If the patient ends up deep in your ED before anyone recognizes that there might be a contamination problem, you must heed three overarching principles:

  • Limit contamination to the rest of your facility. Close the doors to the resuscitation room. Notify security and your hazardous materials team so they can start working on containment and safety issues outside the room. Failure to do this can take your entire hospital offline. If the situation turns out to be a multiple or mass casualty event and your hospital was the only one able to respond, you’ve just created a catastrophe and delayed treatment for the other patients.
  • Ensure the safety of your team. This is a great reason to require and enforce that everyone on the team dress up completely for every resuscitation. You never know where your patients have been, and when one of these will sneak in.
  • Continuously assess the risk:benefit ratio. Is the contamination a minor irritant? What is the danger to the team? The ED/hospital? How likely are your efforts to save the patient to succeed? As soon as the ratio goes bad, rethink the options and act accordingly.

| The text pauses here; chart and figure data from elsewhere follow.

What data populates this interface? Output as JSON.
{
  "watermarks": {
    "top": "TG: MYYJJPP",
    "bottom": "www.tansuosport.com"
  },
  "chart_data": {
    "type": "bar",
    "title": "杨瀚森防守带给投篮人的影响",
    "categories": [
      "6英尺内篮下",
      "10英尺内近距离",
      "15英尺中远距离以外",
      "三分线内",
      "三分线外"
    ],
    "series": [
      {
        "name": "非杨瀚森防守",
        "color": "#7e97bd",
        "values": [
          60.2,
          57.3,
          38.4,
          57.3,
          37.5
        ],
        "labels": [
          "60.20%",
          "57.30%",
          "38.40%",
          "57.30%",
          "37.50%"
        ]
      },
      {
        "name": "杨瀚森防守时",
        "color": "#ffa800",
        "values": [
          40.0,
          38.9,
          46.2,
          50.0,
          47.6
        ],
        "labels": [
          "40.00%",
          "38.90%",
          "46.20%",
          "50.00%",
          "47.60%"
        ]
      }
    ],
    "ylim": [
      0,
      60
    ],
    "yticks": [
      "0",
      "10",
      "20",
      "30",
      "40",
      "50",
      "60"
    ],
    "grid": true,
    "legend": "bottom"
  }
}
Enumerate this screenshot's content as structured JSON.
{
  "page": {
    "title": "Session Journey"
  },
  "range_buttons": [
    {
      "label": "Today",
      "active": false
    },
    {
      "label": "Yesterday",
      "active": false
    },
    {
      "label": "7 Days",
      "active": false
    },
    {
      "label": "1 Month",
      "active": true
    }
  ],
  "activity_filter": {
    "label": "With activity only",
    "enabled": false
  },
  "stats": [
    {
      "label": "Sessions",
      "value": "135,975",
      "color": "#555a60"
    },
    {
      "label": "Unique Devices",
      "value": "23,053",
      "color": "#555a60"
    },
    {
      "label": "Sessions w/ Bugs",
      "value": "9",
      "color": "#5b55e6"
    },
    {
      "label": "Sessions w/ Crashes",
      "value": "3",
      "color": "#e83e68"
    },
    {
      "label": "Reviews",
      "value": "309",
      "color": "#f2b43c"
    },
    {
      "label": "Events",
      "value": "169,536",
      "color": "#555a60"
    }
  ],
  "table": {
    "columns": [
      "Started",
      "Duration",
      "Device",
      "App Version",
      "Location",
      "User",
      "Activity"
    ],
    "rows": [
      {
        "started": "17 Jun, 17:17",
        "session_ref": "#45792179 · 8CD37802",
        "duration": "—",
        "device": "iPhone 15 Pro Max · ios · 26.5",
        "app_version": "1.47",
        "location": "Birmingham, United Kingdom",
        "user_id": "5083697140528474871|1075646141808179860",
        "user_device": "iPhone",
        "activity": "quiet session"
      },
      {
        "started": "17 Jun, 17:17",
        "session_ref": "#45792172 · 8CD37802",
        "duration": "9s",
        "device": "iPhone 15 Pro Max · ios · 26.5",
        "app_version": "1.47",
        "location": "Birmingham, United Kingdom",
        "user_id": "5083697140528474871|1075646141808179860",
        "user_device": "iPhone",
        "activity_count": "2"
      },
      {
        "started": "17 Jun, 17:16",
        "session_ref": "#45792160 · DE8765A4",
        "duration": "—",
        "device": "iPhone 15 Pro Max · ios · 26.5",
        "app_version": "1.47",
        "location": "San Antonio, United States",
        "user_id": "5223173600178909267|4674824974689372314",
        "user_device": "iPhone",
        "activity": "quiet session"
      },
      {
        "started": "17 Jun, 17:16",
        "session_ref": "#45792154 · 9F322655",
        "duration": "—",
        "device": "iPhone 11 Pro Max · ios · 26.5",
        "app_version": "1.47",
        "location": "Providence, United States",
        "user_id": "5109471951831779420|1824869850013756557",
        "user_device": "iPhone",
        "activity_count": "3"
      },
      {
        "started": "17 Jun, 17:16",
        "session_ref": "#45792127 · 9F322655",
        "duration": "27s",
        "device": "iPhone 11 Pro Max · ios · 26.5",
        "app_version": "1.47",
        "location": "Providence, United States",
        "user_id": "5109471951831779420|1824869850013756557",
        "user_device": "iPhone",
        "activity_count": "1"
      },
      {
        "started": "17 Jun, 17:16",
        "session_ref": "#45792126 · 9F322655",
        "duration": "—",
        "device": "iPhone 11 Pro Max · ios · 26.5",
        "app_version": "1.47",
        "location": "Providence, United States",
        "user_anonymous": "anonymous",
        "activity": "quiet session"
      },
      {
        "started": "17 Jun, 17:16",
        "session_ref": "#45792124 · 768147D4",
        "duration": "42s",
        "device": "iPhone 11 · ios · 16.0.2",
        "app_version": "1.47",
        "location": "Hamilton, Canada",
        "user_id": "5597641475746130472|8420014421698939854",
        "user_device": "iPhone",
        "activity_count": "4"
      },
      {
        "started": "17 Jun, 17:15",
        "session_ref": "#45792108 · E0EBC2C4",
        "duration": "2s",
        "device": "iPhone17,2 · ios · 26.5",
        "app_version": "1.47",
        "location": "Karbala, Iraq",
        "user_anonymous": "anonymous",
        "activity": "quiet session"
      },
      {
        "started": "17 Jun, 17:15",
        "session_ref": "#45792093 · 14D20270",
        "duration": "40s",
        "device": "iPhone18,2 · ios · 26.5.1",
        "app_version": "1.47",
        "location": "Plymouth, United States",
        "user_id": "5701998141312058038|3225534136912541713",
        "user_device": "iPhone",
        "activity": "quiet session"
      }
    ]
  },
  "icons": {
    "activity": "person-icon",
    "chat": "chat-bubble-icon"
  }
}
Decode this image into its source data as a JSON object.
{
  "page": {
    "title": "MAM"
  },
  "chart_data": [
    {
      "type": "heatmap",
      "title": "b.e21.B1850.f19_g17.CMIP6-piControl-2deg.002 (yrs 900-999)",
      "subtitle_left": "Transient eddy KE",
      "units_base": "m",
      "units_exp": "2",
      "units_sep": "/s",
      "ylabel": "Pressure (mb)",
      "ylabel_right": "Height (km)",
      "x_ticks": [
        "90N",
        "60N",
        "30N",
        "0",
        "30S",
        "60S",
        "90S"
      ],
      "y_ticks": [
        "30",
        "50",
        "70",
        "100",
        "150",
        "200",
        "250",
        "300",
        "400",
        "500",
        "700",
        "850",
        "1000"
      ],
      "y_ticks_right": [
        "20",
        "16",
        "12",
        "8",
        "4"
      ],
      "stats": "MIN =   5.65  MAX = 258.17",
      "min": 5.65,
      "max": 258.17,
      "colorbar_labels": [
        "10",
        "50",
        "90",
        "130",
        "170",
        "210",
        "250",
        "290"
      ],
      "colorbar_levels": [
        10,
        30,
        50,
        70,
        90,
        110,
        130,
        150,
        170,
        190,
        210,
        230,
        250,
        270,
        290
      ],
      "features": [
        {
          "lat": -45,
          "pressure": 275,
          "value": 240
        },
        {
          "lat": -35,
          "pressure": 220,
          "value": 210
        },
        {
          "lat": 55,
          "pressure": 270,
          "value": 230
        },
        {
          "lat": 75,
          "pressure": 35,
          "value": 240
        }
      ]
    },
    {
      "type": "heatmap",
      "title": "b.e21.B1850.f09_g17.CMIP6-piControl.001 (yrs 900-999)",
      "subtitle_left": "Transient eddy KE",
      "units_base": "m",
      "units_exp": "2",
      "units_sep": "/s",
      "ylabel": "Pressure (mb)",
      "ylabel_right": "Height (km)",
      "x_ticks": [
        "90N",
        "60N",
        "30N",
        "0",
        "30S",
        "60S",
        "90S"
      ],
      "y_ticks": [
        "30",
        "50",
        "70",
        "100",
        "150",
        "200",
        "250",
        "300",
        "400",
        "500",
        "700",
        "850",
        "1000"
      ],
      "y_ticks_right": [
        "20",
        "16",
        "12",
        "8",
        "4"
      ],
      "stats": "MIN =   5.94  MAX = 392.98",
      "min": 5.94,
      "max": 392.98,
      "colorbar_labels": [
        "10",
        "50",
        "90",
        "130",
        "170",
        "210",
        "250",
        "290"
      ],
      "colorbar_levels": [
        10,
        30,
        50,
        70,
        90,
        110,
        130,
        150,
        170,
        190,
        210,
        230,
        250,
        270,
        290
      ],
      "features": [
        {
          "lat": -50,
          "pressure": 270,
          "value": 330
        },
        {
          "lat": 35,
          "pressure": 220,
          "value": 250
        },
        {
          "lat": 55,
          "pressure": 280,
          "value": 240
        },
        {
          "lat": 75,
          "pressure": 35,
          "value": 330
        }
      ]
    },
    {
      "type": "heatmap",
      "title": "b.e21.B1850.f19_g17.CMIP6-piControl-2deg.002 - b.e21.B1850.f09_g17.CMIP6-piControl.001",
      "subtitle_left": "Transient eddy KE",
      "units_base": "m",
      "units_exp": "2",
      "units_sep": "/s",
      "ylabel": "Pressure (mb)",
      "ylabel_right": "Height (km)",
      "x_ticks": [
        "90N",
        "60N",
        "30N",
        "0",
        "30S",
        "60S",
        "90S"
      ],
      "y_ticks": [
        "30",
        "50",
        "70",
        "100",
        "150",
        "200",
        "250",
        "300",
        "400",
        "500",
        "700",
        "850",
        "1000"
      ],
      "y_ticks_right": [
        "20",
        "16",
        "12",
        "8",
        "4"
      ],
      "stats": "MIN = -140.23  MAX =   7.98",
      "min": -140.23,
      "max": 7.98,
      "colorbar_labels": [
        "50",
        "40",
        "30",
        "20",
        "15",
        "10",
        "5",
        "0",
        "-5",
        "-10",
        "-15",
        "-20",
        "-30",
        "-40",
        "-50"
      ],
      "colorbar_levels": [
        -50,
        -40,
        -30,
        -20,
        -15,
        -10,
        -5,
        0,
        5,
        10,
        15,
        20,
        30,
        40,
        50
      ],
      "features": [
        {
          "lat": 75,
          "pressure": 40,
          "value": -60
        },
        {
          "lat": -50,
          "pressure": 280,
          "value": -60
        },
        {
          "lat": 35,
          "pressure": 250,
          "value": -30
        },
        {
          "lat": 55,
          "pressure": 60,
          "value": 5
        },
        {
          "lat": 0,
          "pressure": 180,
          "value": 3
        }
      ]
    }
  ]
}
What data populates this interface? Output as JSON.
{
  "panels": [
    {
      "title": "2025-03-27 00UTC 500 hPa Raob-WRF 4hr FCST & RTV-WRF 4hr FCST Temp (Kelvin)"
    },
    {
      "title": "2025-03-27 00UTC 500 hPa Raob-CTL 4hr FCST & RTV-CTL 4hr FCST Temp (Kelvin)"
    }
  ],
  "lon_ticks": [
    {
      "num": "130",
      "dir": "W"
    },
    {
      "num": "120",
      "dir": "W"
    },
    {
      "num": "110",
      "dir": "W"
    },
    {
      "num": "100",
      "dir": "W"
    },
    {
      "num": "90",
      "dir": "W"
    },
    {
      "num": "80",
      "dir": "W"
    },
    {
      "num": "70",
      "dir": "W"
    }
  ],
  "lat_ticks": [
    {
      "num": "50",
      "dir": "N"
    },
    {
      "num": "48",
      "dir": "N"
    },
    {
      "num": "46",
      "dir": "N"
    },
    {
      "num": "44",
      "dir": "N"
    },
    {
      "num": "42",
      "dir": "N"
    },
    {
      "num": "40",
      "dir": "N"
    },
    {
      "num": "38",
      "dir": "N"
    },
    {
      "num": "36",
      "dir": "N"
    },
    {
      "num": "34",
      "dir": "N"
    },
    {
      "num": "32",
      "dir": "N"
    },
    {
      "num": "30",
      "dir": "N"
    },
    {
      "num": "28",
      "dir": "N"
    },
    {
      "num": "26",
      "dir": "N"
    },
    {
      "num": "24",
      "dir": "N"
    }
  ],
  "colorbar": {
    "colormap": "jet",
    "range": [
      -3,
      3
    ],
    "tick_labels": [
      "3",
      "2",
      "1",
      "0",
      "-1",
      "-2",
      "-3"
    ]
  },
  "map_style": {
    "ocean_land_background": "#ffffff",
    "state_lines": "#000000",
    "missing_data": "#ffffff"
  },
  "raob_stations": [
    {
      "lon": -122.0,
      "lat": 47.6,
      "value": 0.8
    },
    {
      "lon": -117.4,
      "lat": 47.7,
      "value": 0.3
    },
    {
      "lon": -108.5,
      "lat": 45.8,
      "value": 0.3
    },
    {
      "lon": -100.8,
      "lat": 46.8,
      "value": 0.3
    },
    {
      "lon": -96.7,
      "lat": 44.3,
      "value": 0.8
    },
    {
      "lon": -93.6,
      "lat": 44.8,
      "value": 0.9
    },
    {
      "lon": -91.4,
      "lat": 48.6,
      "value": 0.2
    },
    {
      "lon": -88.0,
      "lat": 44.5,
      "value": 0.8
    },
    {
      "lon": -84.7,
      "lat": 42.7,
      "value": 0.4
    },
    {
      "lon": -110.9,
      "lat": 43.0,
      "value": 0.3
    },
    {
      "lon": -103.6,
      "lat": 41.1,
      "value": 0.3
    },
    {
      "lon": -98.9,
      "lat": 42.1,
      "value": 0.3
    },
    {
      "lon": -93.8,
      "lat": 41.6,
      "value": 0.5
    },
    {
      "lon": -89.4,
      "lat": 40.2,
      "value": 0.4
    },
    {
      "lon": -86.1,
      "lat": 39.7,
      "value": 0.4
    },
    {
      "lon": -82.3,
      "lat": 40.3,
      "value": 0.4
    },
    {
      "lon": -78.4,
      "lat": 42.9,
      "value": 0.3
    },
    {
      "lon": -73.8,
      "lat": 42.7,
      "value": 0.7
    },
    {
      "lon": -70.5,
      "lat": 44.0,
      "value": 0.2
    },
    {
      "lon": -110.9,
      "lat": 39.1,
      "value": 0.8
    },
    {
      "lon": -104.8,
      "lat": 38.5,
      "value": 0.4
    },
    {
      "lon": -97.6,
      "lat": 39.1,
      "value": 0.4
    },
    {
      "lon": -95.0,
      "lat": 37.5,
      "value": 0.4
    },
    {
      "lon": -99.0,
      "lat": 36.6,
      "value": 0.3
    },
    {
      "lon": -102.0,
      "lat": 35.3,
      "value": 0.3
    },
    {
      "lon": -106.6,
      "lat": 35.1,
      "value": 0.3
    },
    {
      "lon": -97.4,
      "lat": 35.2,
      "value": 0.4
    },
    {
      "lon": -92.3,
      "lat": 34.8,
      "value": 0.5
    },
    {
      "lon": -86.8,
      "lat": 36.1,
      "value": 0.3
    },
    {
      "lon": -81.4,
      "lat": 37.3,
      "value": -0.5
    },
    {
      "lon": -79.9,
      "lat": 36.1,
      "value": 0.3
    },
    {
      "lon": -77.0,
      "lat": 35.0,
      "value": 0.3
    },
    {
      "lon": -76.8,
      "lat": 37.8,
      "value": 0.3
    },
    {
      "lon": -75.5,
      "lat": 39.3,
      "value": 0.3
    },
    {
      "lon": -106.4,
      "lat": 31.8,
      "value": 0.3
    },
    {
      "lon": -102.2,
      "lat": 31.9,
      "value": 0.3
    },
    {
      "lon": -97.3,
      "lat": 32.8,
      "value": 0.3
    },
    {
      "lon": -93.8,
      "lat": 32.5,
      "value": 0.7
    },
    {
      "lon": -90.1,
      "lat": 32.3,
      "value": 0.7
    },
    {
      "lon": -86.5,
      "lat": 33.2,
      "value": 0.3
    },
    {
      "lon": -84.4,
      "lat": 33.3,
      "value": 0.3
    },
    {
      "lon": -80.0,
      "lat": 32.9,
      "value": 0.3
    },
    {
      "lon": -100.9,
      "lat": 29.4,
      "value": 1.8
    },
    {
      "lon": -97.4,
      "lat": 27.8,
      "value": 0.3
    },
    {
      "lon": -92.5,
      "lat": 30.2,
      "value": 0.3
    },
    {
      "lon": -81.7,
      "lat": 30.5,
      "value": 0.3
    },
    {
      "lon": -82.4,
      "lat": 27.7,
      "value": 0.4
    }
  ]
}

Bottom line: In situations like this, think fast and think globally. Don’t just consider the patient. There may be many more lives at stake, and this can and should factor into your decisions about where and how long to continue resuscitation.

In this case, we were certain it was only gasoline. We closed the doors and quickly stripped the patient, bagging the clothes tightly. We tried not to generate any sparks, but we are surrounded by all kinds of electrical equipment. Defibrillation was out of the question. After the event was finished, it was time to wash everything down and start thinking about what would have happened if this had been something more toxic than fuel!